While I’m waiting for the doctor, I read the college and medical degrees on the wall…NYU, U of M (that’s MARYLAND, not Michigan), University of Liberia…Wow, this lady really gets around!
Ok, so excrutiatingly long story even longer, the doctor comes in, talks to me for 5 minutes, declares that I have allergies, writes me a prescription for Flonase, and sends me on my way. HUH? I’m 36 years old, and have never been diagnosed with allergies. What, praytell, am I allergic to? Must be something pretty good to keep me sick off and on (more on than off) since November…like, maybe oxygen? And what about the fever I had on Saturday? Did I make that up so that I could score a ‘scrip for the *good* stuff? Yes, you figured me out, doctor, I want you to think I have a sinus infection so I can sell my amoxicillin on ebay.
Oh, and I almost forgot…they make you pay for your visit, whether that be your insurance copay or in full, *before* they even take you back to the exam room. Is that in case you die on the table, they’ve already got your $10?

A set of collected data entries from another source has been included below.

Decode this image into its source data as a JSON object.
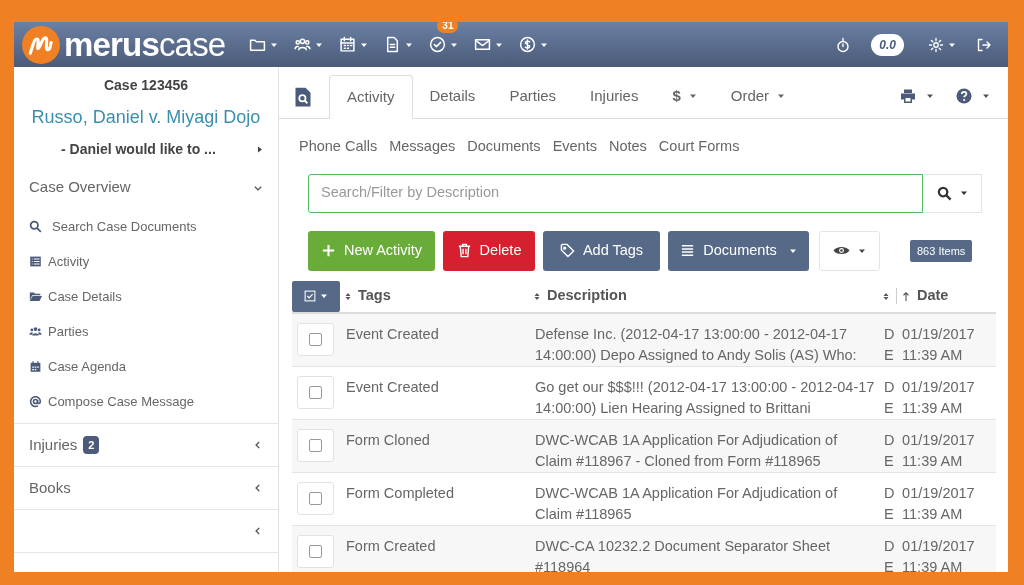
{
  "header": {
    "logo": {
      "bold": "merus",
      "light": "case"
    },
    "tasks_badge": "31",
    "timer": "0.0"
  },
  "sidebar": {
    "case_number": "Case 123456",
    "case_name": "Russo, Daniel v. Miyagi Dojo",
    "case_note": "- Daniel would like to ...",
    "sections": [
      {
        "label": "Case Overview",
        "expanded": true,
        "items": [
          "Search Case Documents",
          "Activity",
          "Case Details",
          "Parties",
          "Case Agenda",
          "Compose Case Message"
        ]
      },
      {
        "label": "Injuries",
        "badge": "2",
        "expanded": false
      },
      {
        "label": "Books",
        "expanded": false
      },
      {
        "expanded": false
      }
    ]
  },
  "tabs": [
    {
      "label": "Activity",
      "selected": true,
      "caret": false
    },
    {
      "label": "Details",
      "selected": false,
      "caret": false
    },
    {
      "label": "Parties",
      "selected": false,
      "caret": false
    },
    {
      "label": "Injuries",
      "selected": false,
      "caret": false
    },
    {
      "label": "$",
      "selected": false,
      "caret": true
    },
    {
      "label": "Order",
      "selected": false,
      "caret": true
    }
  ],
  "subtabs": [
    "Phone Calls",
    "Messages",
    "Documents",
    "Events",
    "Notes",
    "Court Forms"
  ],
  "search": {
    "placeholder": "Search/Filter by Description"
  },
  "toolbar": [
    {
      "kind": "success",
      "label": "New Activity"
    },
    {
      "kind": "danger",
      "label": "Delete"
    },
    {
      "kind": "tags",
      "label": "Add Tags"
    },
    {
      "kind": "documents",
      "label": "Documents"
    }
  ],
  "item_count": "863 Items",
  "table": {
    "columns": [
      "Tags",
      "Description",
      "Date"
    ],
    "rows": [
      {
        "checked": false,
        "tags": "Event Created",
        "description": "Defense Inc. (2012-04-17 13:00:00 - 2012-04-17 14:00:00) Depo Assigned to Andy Solis (AS) Who:",
        "column_3": "DE",
        "date": "01/19/2017 11:39 AM"
      },
      {
        "checked": false,
        "tags": "Event Created",
        "description": "Go get our $$$!!! (2012-04-17 13:00:00 - 2012-04-17 14:00:00) Lien Hearing Assigned to Brittani",
        "column_3": "DE",
        "date": "01/19/2017 11:39 AM"
      },
      {
        "checked": false,
        "tags": "Form Cloned",
        "description": "DWC-WCAB 1A Application For Adjudication of Claim #118967 - Cloned from Form #118965",
        "column_3": "DE",
        "date": "01/19/2017 11:39 AM"
      },
      {
        "checked": false,
        "tags": "Form Completed",
        "description": "DWC-WCAB 1A Application For Adjudication of Claim #118965",
        "column_3": "DE",
        "date": "01/19/2017 11:39 AM"
      },
      {
        "checked": false,
        "tags": "Form Created",
        "description": "DWC-CA 10232.2 Document Separator Sheet #118964",
        "column_3": "DE",
        "date": "01/19/2017 11:39 AM"
      }
    ]
  }
}
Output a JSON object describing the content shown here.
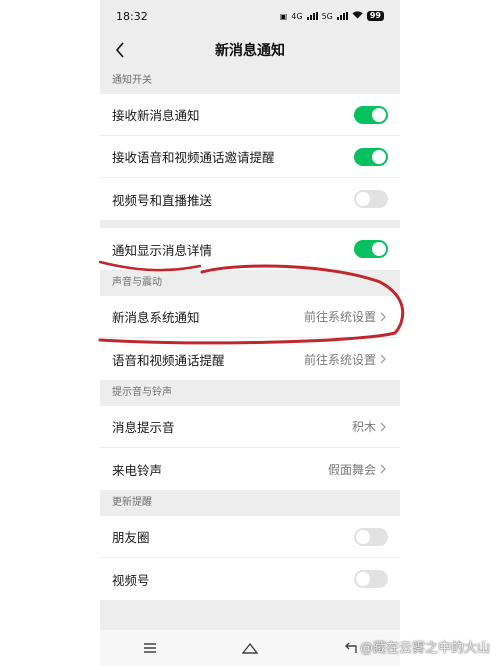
{
  "status_bar": {
    "time": "18:32",
    "net1": "4G",
    "net2": "5G",
    "battery": "99"
  },
  "header": {
    "title": "新消息通知"
  },
  "sections": {
    "notify_switch": {
      "title": "通知开关",
      "items": [
        {
          "label": "接收新消息通知",
          "state": "on"
        },
        {
          "label": "接收语音和视频通话邀请提醒",
          "state": "on"
        },
        {
          "label": "视频号和直播推送",
          "state": "off"
        }
      ]
    },
    "detail": {
      "items": [
        {
          "label": "通知显示消息详情",
          "state": "on"
        }
      ]
    },
    "sound_vibration": {
      "title": "声音与震动",
      "items": [
        {
          "label": "新消息系统通知",
          "value": "前往系统设置"
        },
        {
          "label": "语音和视频通话提醒",
          "value": "前往系统设置"
        }
      ]
    },
    "tones": {
      "title": "提示音与铃声",
      "items": [
        {
          "label": "消息提示音",
          "value": "积木"
        },
        {
          "label": "来电铃声",
          "value": "假面舞会"
        }
      ]
    },
    "update_reminder": {
      "title": "更新提醒",
      "items": [
        {
          "label": "朋友圈",
          "state": "off"
        },
        {
          "label": "视频号",
          "state": "off"
        }
      ]
    }
  },
  "watermark": "@藏在云雾之中的大山",
  "colors": {
    "accent": "#07c160",
    "page_bg": "#ededed",
    "annotation": "#c0262c"
  },
  "icons": {
    "back": "chevron-left-icon",
    "chevron": "chevron-right-icon",
    "menu": "menu-icon",
    "home": "home-icon",
    "back_nav": "back-icon"
  }
}
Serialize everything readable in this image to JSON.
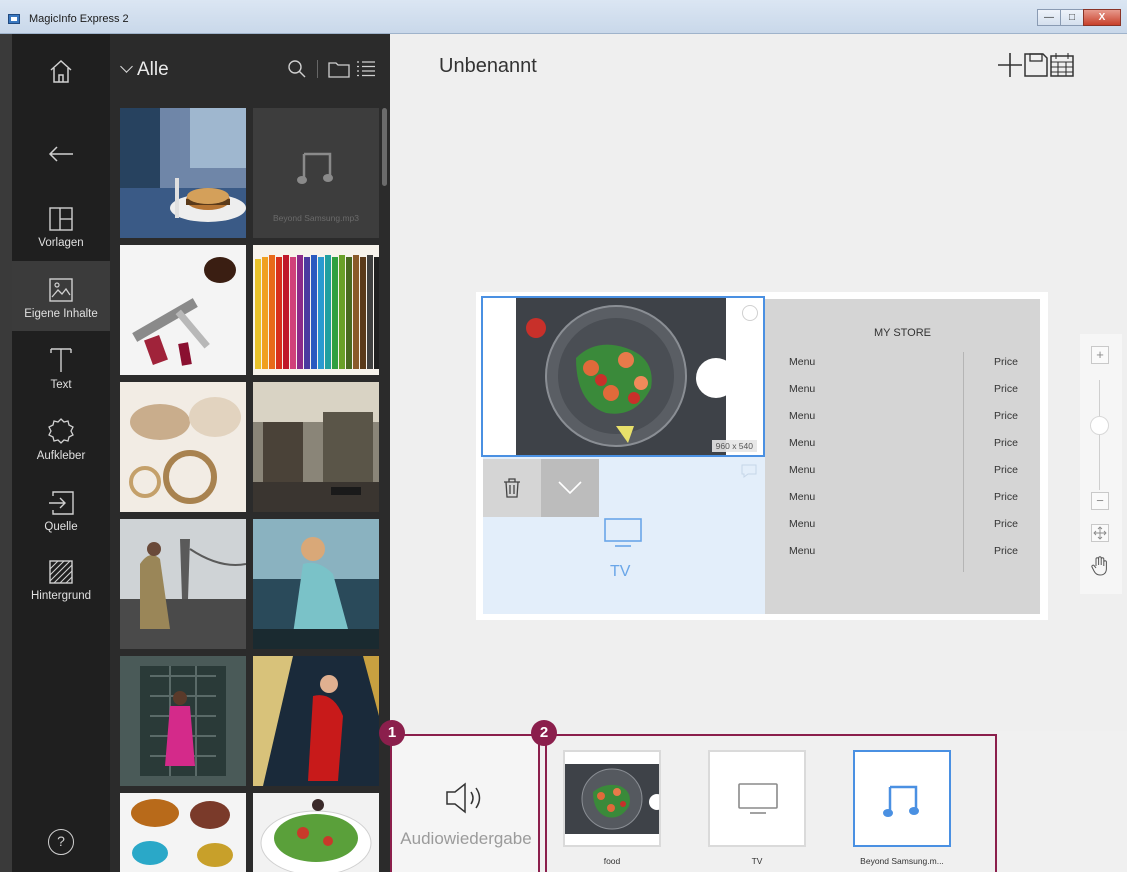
{
  "window": {
    "title": "MagicInfo Express 2",
    "buttons": {
      "minimize": "—",
      "maximize": "□",
      "close": "X"
    }
  },
  "nav": {
    "items": [
      {
        "label": "",
        "icon": "home-icon"
      },
      {
        "label": "",
        "icon": "back-arrow-icon"
      },
      {
        "label": "Vorlagen",
        "icon": "templates-icon"
      },
      {
        "label": "Eigene Inhalte",
        "icon": "my-content-icon",
        "active": true
      },
      {
        "label": "Text",
        "icon": "text-icon"
      },
      {
        "label": "Aufkleber",
        "icon": "sticker-icon"
      },
      {
        "label": "Quelle",
        "icon": "source-icon"
      },
      {
        "label": "Hintergrund",
        "icon": "background-icon"
      }
    ],
    "help_label": "?"
  },
  "media": {
    "filter_label": "Alle",
    "audio_file": "Beyond Samsung.mp3"
  },
  "editor": {
    "doc_title": "Unbenannt",
    "size_badge": "960 x 540",
    "tv_label": "TV",
    "store_title": "MY STORE",
    "menu": [
      {
        "item": "Menu",
        "price": "Price"
      },
      {
        "item": "Menu",
        "price": "Price"
      },
      {
        "item": "Menu",
        "price": "Price"
      },
      {
        "item": "Menu",
        "price": "Price"
      },
      {
        "item": "Menu",
        "price": "Price"
      },
      {
        "item": "Menu",
        "price": "Price"
      },
      {
        "item": "Menu",
        "price": "Price"
      },
      {
        "item": "Menu",
        "price": "Price"
      }
    ],
    "zoom_level": 0.7
  },
  "bottom": {
    "marker1": "1",
    "marker2": "2",
    "audio_label": "Audiowiedergabe",
    "playlist": [
      {
        "label": "food"
      },
      {
        "label": "TV"
      },
      {
        "label": "Beyond Samsung.m..."
      }
    ]
  },
  "colors": {
    "accent": "#4a90e2",
    "marker": "#8b1f4c",
    "nav_bg": "#1f1f1f",
    "panel_bg": "#2b2b2b"
  }
}
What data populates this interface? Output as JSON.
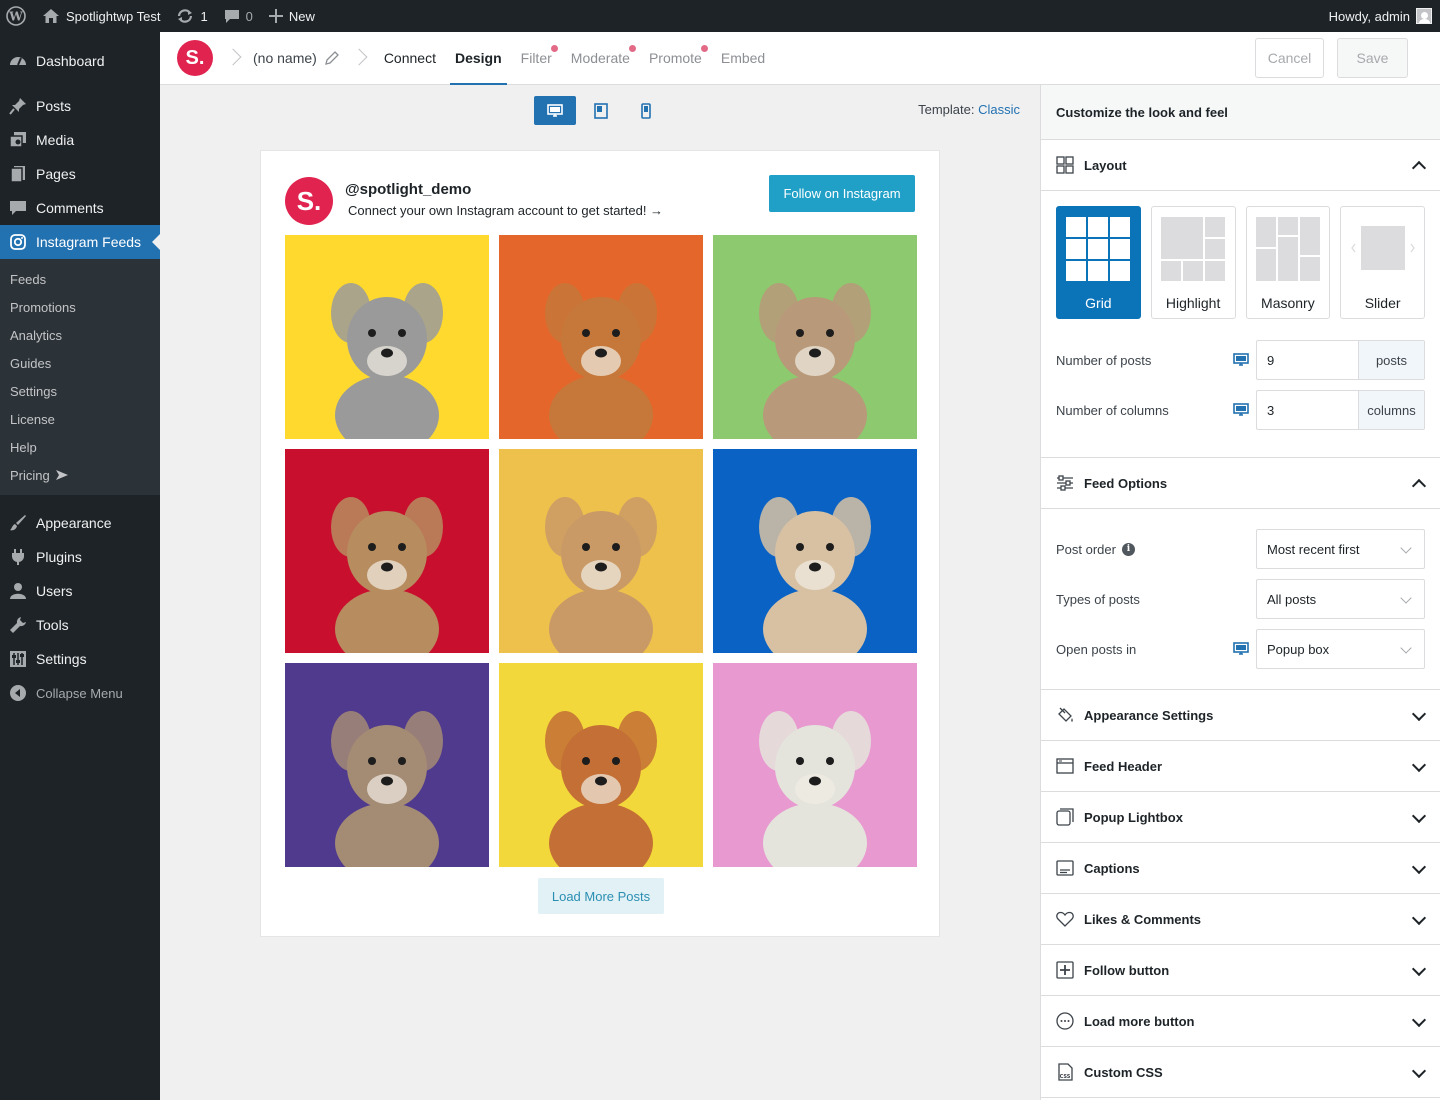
{
  "adminbar": {
    "site_name": "Spotlightwp Test",
    "updates_count": "1",
    "comments_count": "0",
    "new_label": "New",
    "greeting": "Howdy, admin"
  },
  "sidebar": {
    "items_top": [
      {
        "label": "Dashboard",
        "icon": "dashboard-icon"
      },
      {
        "label": "Posts",
        "icon": "pin-icon"
      },
      {
        "label": "Media",
        "icon": "media-icon"
      },
      {
        "label": "Pages",
        "icon": "pages-icon"
      },
      {
        "label": "Comments",
        "icon": "comment-icon"
      },
      {
        "label": "Instagram Feeds",
        "icon": "instagram-icon"
      }
    ],
    "submenu": [
      "Feeds",
      "Promotions",
      "Analytics",
      "Guides",
      "Settings",
      "License",
      "Help",
      "Pricing"
    ],
    "items_bottom": [
      {
        "label": "Appearance",
        "icon": "brush-icon"
      },
      {
        "label": "Plugins",
        "icon": "plug-icon"
      },
      {
        "label": "Users",
        "icon": "user-icon"
      },
      {
        "label": "Tools",
        "icon": "wrench-icon"
      },
      {
        "label": "Settings",
        "icon": "sliders-icon"
      },
      {
        "label": "Collapse Menu",
        "icon": "collapse-icon"
      }
    ]
  },
  "toolbar": {
    "logo": "S.",
    "feed_name": "(no name)",
    "tabs": [
      "Connect",
      "Design",
      "Filter",
      "Moderate",
      "Promote",
      "Embed"
    ],
    "active_tab": "Design",
    "cancel_label": "Cancel",
    "save_label": "Save"
  },
  "preview": {
    "template_label": "Template:",
    "template_value": "Classic",
    "feed": {
      "avatar_text": "S.",
      "username": "@spotlight_demo",
      "bio": "Connect your own Instagram account to get started! →",
      "follow_label": "Follow on Instagram",
      "load_more_label": "Load More Posts"
    },
    "posts_bg_colors": [
      "#ffd92e",
      "#e4662a",
      "#8dc96e",
      "#c8102e",
      "#eec04c",
      "#0a63c4",
      "#4f3a8e",
      "#f2d83a",
      "#e89ad0"
    ]
  },
  "panel": {
    "title": "Customize the look and feel",
    "layout_section": "Layout",
    "layouts": [
      "Grid",
      "Highlight",
      "Masonry",
      "Slider"
    ],
    "active_layout": "Grid",
    "num_posts_label": "Number of posts",
    "num_posts_value": "9",
    "num_posts_unit": "posts",
    "num_cols_label": "Number of columns",
    "num_cols_value": "3",
    "num_cols_unit": "columns",
    "feed_options_section": "Feed Options",
    "post_order_label": "Post order",
    "post_order_value": "Most recent first",
    "types_label": "Types of posts",
    "types_value": "All posts",
    "open_label": "Open posts in",
    "open_value": "Popup box",
    "collapsed_sections": [
      {
        "label": "Appearance Settings",
        "icon": "paint-bucket-icon"
      },
      {
        "label": "Feed Header",
        "icon": "window-icon"
      },
      {
        "label": "Popup Lightbox",
        "icon": "lightbox-icon"
      },
      {
        "label": "Captions",
        "icon": "captions-icon"
      },
      {
        "label": "Likes & Comments",
        "icon": "heart-icon"
      },
      {
        "label": "Follow button",
        "icon": "plus-box-icon"
      },
      {
        "label": "Load more button",
        "icon": "dots-circle-icon"
      },
      {
        "label": "Custom CSS",
        "icon": "css-file-icon"
      }
    ],
    "accent_color": "#2271b1"
  }
}
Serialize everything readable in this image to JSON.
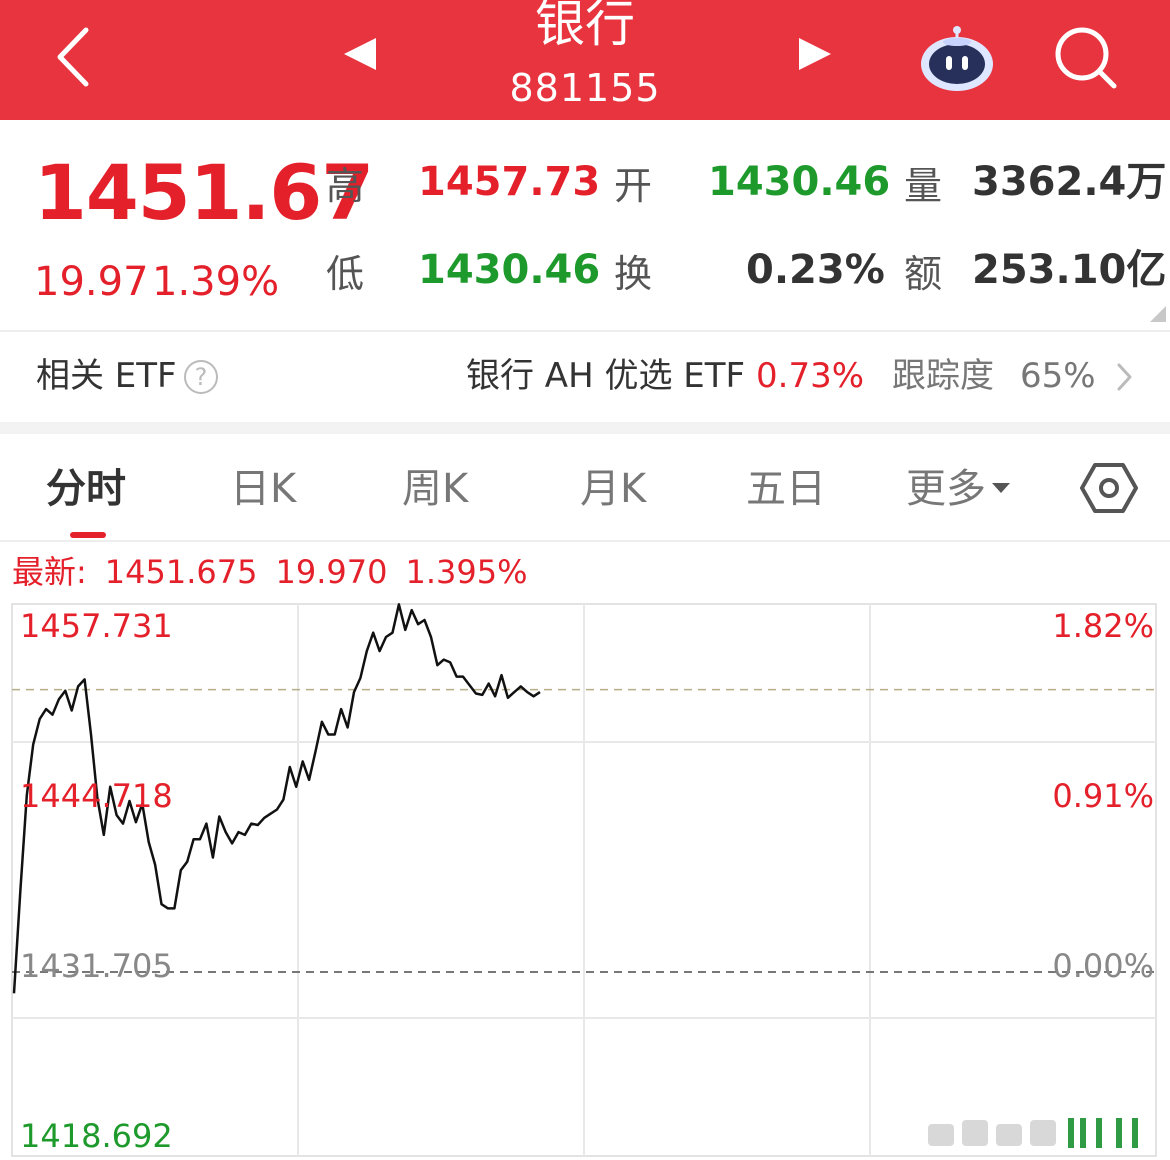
{
  "header": {
    "title": "银行",
    "code": "881155",
    "icons": [
      "back-arrow-icon",
      "prev-triangle-icon",
      "next-triangle-icon",
      "robot-assistant-icon",
      "search-icon"
    ],
    "color": "#e7343f"
  },
  "quote": {
    "price": "1451.67",
    "change": "19.97",
    "change_pct": "1.39%",
    "high_label": "高",
    "high": "1457.73",
    "low_label": "低",
    "low": "1430.46",
    "open_label": "开",
    "open": "1430.46",
    "turnover_label": "换",
    "turnover": "0.23%",
    "volume_label": "量",
    "volume": "3362.4万",
    "amount_label": "额",
    "amount": "253.10亿",
    "up_color": "#e4202b",
    "down_color": "#1d9a2b"
  },
  "etf": {
    "label": "相关 ETF",
    "help": "?",
    "name": "银行 AH 优选 ETF",
    "pct": "0.73%",
    "track_label": "跟踪度",
    "track_value": "65%"
  },
  "tabs": [
    {
      "label": "分时",
      "active": true
    },
    {
      "label": "日K",
      "active": false
    },
    {
      "label": "周K",
      "active": false
    },
    {
      "label": "月K",
      "active": false
    },
    {
      "label": "五日",
      "active": false
    },
    {
      "label": "更多",
      "active": false
    }
  ],
  "latest": {
    "label": "最新:",
    "price": "1451.675",
    "change": "19.970",
    "change_pct": "1.395%"
  },
  "chart_data": {
    "type": "line",
    "title": "",
    "y_left_ticks": [
      "1457.731",
      "1444.718",
      "1431.705",
      "1418.692"
    ],
    "y_right_ticks": [
      "1.82%",
      "0.91%",
      "0.00%"
    ],
    "ylim": [
      1418.692,
      1457.731
    ],
    "prev_close": 1431.705,
    "reference_dashed": 1451.675,
    "x_points_total": 240,
    "grid": true,
    "series": [
      {
        "values": [
          1430.2,
          1437.5,
          1444.2,
          1447.8,
          1449.6,
          1450.3,
          1449.9,
          1451.0,
          1451.6,
          1450.2,
          1451.9,
          1452.4,
          1448.5,
          1444.0,
          1441.4,
          1444.8,
          1442.8,
          1442.2,
          1443.8,
          1442.3,
          1443.6,
          1440.9,
          1439.3,
          1436.5,
          1436.2,
          1436.2,
          1438.9,
          1439.5,
          1441.1,
          1441.1,
          1442.2,
          1439.8,
          1442.7,
          1441.6,
          1440.8,
          1441.6,
          1441.4,
          1442.2,
          1442.1,
          1442.6,
          1442.9,
          1443.2,
          1443.9,
          1446.2,
          1444.8,
          1446.6,
          1445.3,
          1447.3,
          1449.4,
          1448.5,
          1448.5,
          1450.3,
          1449.0,
          1451.5,
          1452.5,
          1454.4,
          1455.7,
          1454.4,
          1455.4,
          1455.7,
          1457.7,
          1455.9,
          1457.3,
          1456.3,
          1456.6,
          1455.4,
          1453.4,
          1453.8,
          1453.6,
          1452.6,
          1452.6,
          1452.0,
          1451.4,
          1451.3,
          1452.1,
          1451.2,
          1452.7,
          1451.1,
          1451.5,
          1451.9,
          1451.5,
          1451.2,
          1451.5
        ]
      }
    ]
  }
}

Are there any *good* doctors out there that actually listen to their patients? I’ve been misdiagnosed so many times (no, Dr. G., that rash on my left arm when I was 14 was *not* an STD…I wasn’t just denying it because my mother was in the room!) that I wonder why I continue to bother. Is it too much to ask that a doctor actually explain to you *why* they reach the conclusions that they do? There was supposed to be a point to this rant, but it’s almost 1am and I’ve forgotten what it is in my allergy-induced fog…I hope everyone else has better doctor-luck than I do!